- Born: 28 September 1893 Tavistock, Devon
- Died: 1 June 1977 (aged 83) Sturminster Newton, Dorset
- Allegiance: United Kingdom
- Branch: British Army
- Service years: 1915–1919
- Rank: Major
- Unit: Royal Engineers
- Commands: 9th Battalion, Berkshire Home Guard
- Conflicts: First World War Second World War
- Awards: Knight Grand Cross of the Royal Victorian Order Knight Grand Cross of the Order of the Bath Distinguished Service Order Military Cross Mentioned in Despatches (5) Legion of Honour (France) War Merit Cross (Italy)

= Owen Morshead =

British Army officer and librarian

Sir Owen Frederick Morshead, (28 September 1893 – 1 June 1977) was a British Army officer and librarian, who served as Royal Librarian from 1926 to 1958.

==Early life==
Morshead was born in Tavistock, Devon, the son of Reginald Morshead and Ella Mary Morshead. He was educated at Marlborough College and then, initially intending to pursue a career in the Royal Engineers, at the Royal Military Academy, Woolwich. In 1913 he relinquished his cadetship and entered Magdalene College, Cambridge.

==Career==
Morshead's studies were interrupted by the outbreak of the First World War, in which he saw active service on the Western Front and Italian Front as a commissioned officer in the Royal Engineers. During the war he was awarded the Military Cross, invested as a Companion of the Distinguished Service Order, awarded the Italian War Merit Cross and was Mentioned in Despatches five times. He subsequently returned to Cambridge where he read Modern Languages. Upon graduating he became librarian of the Pepys Library.
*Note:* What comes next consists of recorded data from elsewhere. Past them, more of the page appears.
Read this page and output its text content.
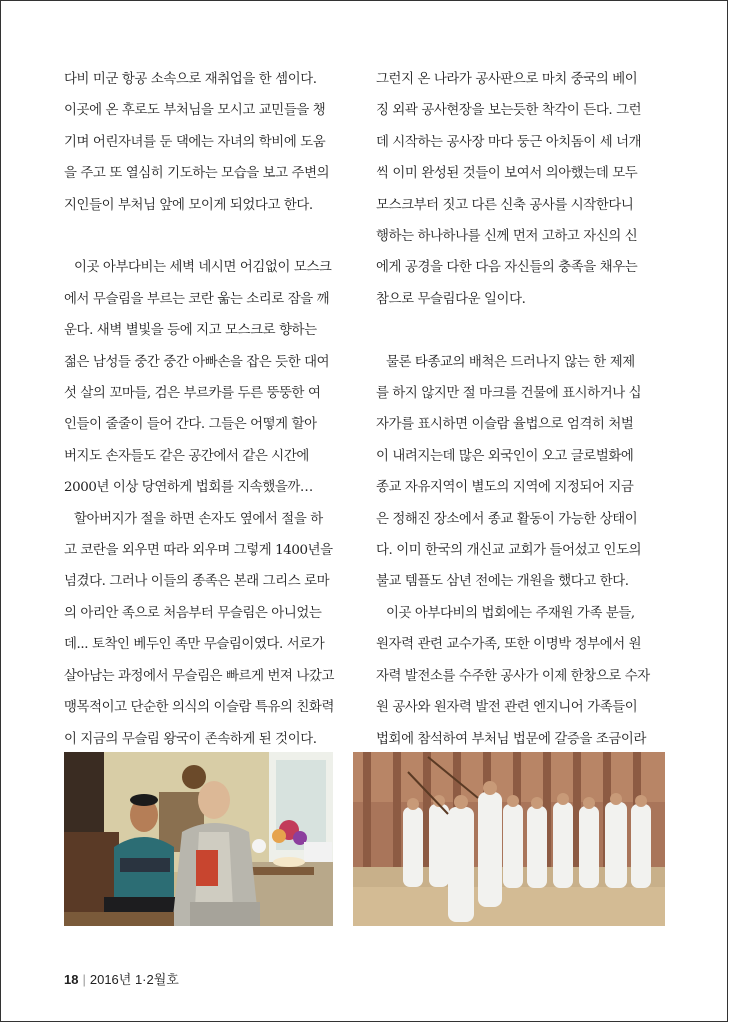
다비 미군 항공 소속으로 재취업을 한 셈이다.
이곳에 온 후로도 부처님을 모시고 교민들을 챙
기며 어린자녀를 둔 댁에는 자녀의 학비에 도움
을 주고 또 열심히 기도하는 모습을 보고 주변의
지인들이 부처님 앞에 모이게 되었다고 한다.

이곳 아부다비는 세벽 네시면 어김없이 모스크
에서 무슬림을 부르는 코란 욺는 소리로 잠을 깨
운다. 새벽 별빛을 등에 지고 모스크로 향하는
젊은 남성들 중간 중간 아빠손을 잡은 듯한 대여
섯 살의 꼬마들, 검은 부르카를 두른 뚱뚱한 여
인들이 줄줄이 들어 간다. 그들은 어떻게 할아
버지도 손자들도 같은 공간에서 같은 시간에
2000년 이상 당연하게 법회를 지속했을까…
할아버지가 절을 하면 손자도 옆에서 절을 하
고 코란을 외우면 따라 외우며 그렇게 1400년을
넘겼다. 그러나 이들의 종족은 본래 그리스 로마
의 아리안 족으로 처음부터 무슬림은 아니었는
데... 토착인 베두인 족만 무슬림이였다. 서로가
살아남는 과정에서 무슬림은 빠르게 번져 나갔고
맹목적이고 단순한 의식의 이슬람 특유의 친화력
이 지금의 무슬림 왕국이 존속하게 된 것이다.

그런지 온 나라가 공사판으로 마치 중국의 베이
징 외곽 공사현장을 보는듯한 착각이 든다. 그런
데 시작하는 공사장 마다 둥근 아치돔이 세 너개
씩 이미 완성된 것들이 보여서 의아했는데 모두
모스크부터 짓고 다른 신축 공사를 시작한다니
행하는 하나하나를 신께 먼저 고하고 자신의 신
에게 공경을 다한 다음 자신들의 충족을 채우는
참으로 무슬림다운 일이다.

물론 타종교의 배척은 드러나지 않는 한 제제
를 하지 않지만 절 마크를 건물에 표시하거나 십
자가를 표시하면 이슬람 율법으로 엄격히 처벌
이 내려지는데 많은 외국인이 오고 글로벌화에
종교 자유지역이 별도의 지역에 지정되어 지금
은 정해진 장소에서 종교 활동이 가능한 상태이
다. 이미 한국의 개신교 교회가 들어섰고 인도의
불교 템플도 삼년 전에는 개원을 했다고 한다.
이곳 아부다비의 법회에는 주재원 가족 분들,
원자력 관련 교수가족, 또한 이명박 정부에서 원
자력 발전소를 수주한 공사가 이제 한창으로 수자
원 공사와 원자력 발전 관련 엔지니어 가족들이
법회에 참석하여 부처님 법문에 갈증을 조금이라

18 | 2016년 1·2월호
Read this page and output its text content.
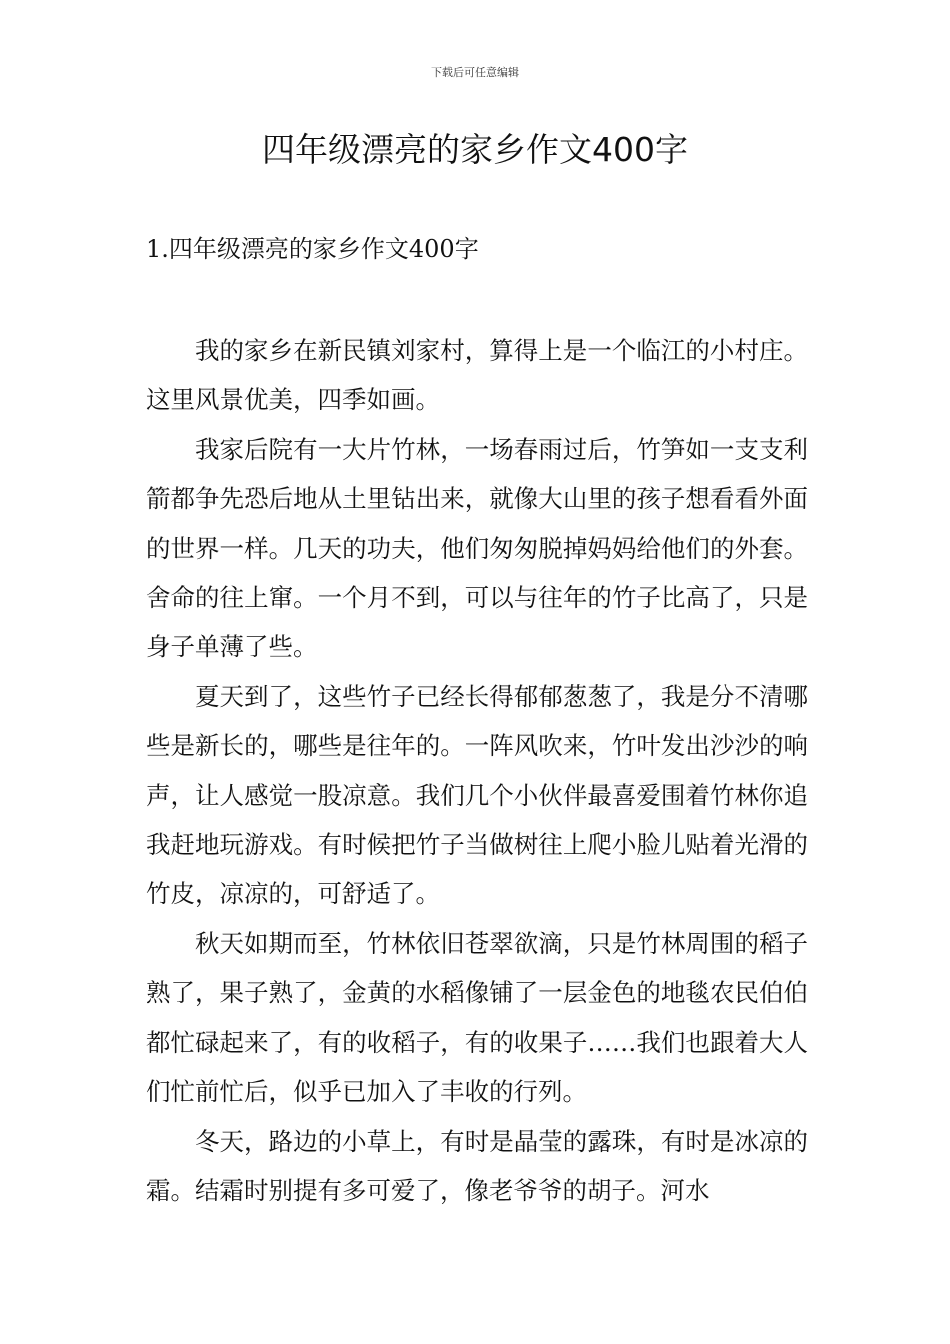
下载后可任意编辑
四年级漂亮的家乡作文400字
1.四年级漂亮的家乡作文400字

我的家乡在新民镇刘家村，算得上是一个临江的小村庄。这里风景优美，四季如画。

我家后院有一大片竹林，一场春雨过后，竹笋如一支支利箭都争先恐后地从土里钻出来，就像大山里的孩子想看看外面的世界一样。几天的功夫，他们匆匆脱掉妈妈给他们的外套。舍命的往上窜。一个月不到，可以与往年的竹子比高了，只是身子单薄了些。

夏天到了，这些竹子已经长得郁郁葱葱了，我是分不清哪些是新长的，哪些是往年的。一阵风吹来，竹叶发出沙沙的响声，让人感觉一股凉意。我们几个小伙伴最喜爱围着竹林你追我赶地玩游戏。有时候把竹子当做树往上爬小脸儿贴着光滑的竹皮，凉凉的，可舒适了。

秋天如期而至，竹林依旧苍翠欲滴，只是竹林周围的稻子熟了，果子熟了，金黄的水稻像铺了一层金色的地毯农民伯伯都忙碌起来了，有的收稻子，有的收果子……我们也跟着大人们忙前忙后，似乎已加入了丰收的行列。

冬天，路边的小草上，有时是晶莹的露珠，有时是冰凉的霜。结霜时别提有多可爱了，像老爷爷的胡子。河水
In 1926 he became Royal Librarian at Windsor Castle and served in the position until 1958. During the Second World War he commanded the 9th Battalion, Berkshire Home Guard and from 1946 to 1958 was a Deputy Lord Lieutenant of Berkshire. Morshead was appointed a Member of the Royal Victorian Order (MVO) in 1933, a Commander (CVO) in 1937, a Knight Commander (KCVO) in 1944, and a Knight Grand Cross (GCVO) upon his retirement in 1958. He was made a Knight Commander of the Order of the Bath (KCB) in 1953. George VI sent Morshead, accompanied by Anthony Blunt, then working part-time in the Royal Library as well as for British intelligence, to Friedrichshof in March 1945 to secure papers relating to the German Empress Victoria, the eldest child of Queen Victoria. Looters had stolen part of the castle's archive, including surviving letters between daughter and mother, as well as other valuables, some of which were recovered in Chicago after the war. The papers rescued by Morshead and Blunt, and those returned by the American authorities from Chicago, were deposited in the Royal Archives. From 1958 to 1971 he was given the honorary title of Emeritus Librarian by Elizabeth II.

==Personal life==
Morshead married Paquita, daughter J.G. Hagemeyer, of Florence, Italy in 1926. They had one son and two daughters. Morshead was the founder and chairman of the Dorset Historic Churches Trust. He was a close personal friend of George V and Queen Mary.